I was tempted into a second trip to Wandsworth (the previous being a visit to the excellent Thameside drinking establishment The Ship, which suggests a certain theme to my capital exploration) by the prospect of German wine and Scandinavian food, the grub prepared by Signe Johansen of Scandilicious fame.
Those Scandinavians, you see, simply love their German wine – it makes up more than a third of all white wine consumed in Norway, making them the world’s fourth-biggest importer of all deutsche wein, behind only the US, the UK and Holland (Sweden is at No7, with Finland at 14 and Denmark at 16). Interesting German wine-sales stat, while we’re here: the average bottle of German wine sold in Norway costs precisely 2.14 times as much as its equivalent here in Blighty, where the inglorious likes of Tesco Liebfraumilch Pfalz or Sainsbury’s House Hock (both £3.99 a bottle) presumably make up a fair old chunk of sales.
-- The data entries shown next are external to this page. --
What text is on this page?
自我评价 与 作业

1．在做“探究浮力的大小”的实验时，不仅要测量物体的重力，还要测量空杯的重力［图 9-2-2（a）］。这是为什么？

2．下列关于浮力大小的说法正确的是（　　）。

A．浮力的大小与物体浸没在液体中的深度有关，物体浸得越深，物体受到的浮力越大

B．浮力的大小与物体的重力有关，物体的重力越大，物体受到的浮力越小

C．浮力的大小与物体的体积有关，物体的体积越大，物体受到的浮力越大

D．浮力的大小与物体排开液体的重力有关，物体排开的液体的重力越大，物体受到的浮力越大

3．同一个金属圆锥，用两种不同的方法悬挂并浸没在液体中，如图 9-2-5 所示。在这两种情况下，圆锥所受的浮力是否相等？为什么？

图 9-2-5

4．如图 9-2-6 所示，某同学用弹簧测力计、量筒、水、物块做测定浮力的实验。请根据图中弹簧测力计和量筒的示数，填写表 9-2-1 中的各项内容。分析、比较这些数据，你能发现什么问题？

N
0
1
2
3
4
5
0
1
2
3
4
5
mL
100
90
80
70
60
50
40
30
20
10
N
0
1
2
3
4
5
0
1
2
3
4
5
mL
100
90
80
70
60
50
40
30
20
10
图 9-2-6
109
Other interesting German wine-sales stat: though Germany is still Britain’s eighth most-popular wine producer, we import 52% less of their juice than we did a decade ago; meanwhile the fastest risers in our top 10 include Chile (up 83%), Spain (up 78%) and New Zealand (up a vertiginous 283%).
It’s not hard to see why they’re such a bunch of riesling-guzzlers up there. Scandinavian food + German wine = an inevitable combination of riesling, cured salmon, pickled cucumber and crispbread coming up sharpish, and it’s no less delicious for its predictability. The salmon we got, cured with fragrant, subtle and obtainable-by-mail-order-or-by-actually-finding-wild-dill-flowers-and-shaking-them-only wild dill pollen, was so good I’m going to make my own next week (the Financial Times has the recipe), with a riesling labelled trocken but revealing a gentle just-sweetness working very nicely alongside.
The main course – a venison stew, served with salt-baked celeriac, buttered sprout-tops and a pearled spelt and mushroom combo – was less successful; the meat hadn’t cooked to melting tenderness, and was too darkly savoury to make best use of the fruity pinot noirs offered alongside (a pre-dinner nibble of nutmeg-laced veal and pork meatballs did a better job of that). Three pinots were poured, most notably the widely-praised Palataia (£8.99, M&S, but showing out of stock online), which seemed to me a little over-alcoholic at 13.5% and is some way from being the best wine you can get for nine quid; and a comparatively subdued – which is not a criticism – Peter & Peter 2011 (£10, Tesco online) which is currently on offer at £7 and is decent value at that price.
Pudding was most excellent, first a heavily almonded rhubarb cake, and then a delicate yet decadent madeleine – more of that nutmeg in use here – both of them subtly rather than aggressively sweet, allowing the lemony liquid lusciousness of the rieslings they came with to do their thing. I’m not one to get hung up on wine-and-food matching, but some things are just right. For me this is where the kabinetts and spätlese of the riesling world are at their very finest, holding hands with just-sweet, starchy food – be it madeleines for pud or butternut squash soup for starter.
This – a 2011 Schloss Johannisberger spätlese from Grünlack – was the last wine of the night, and also my favourite, bright and fresh and anything but cloying. Inevitably, it was also the most expensive – it generally costs around £40, though the price at Strictly Wine (I’ve never used them and can’t vouch for them) is significantly cheaper, at £28.99. It’s not the biggest bargain in the wine world, but I’d wager that it’s better than seven-and-a-quarter bottles of Sainsbury’s House Hock.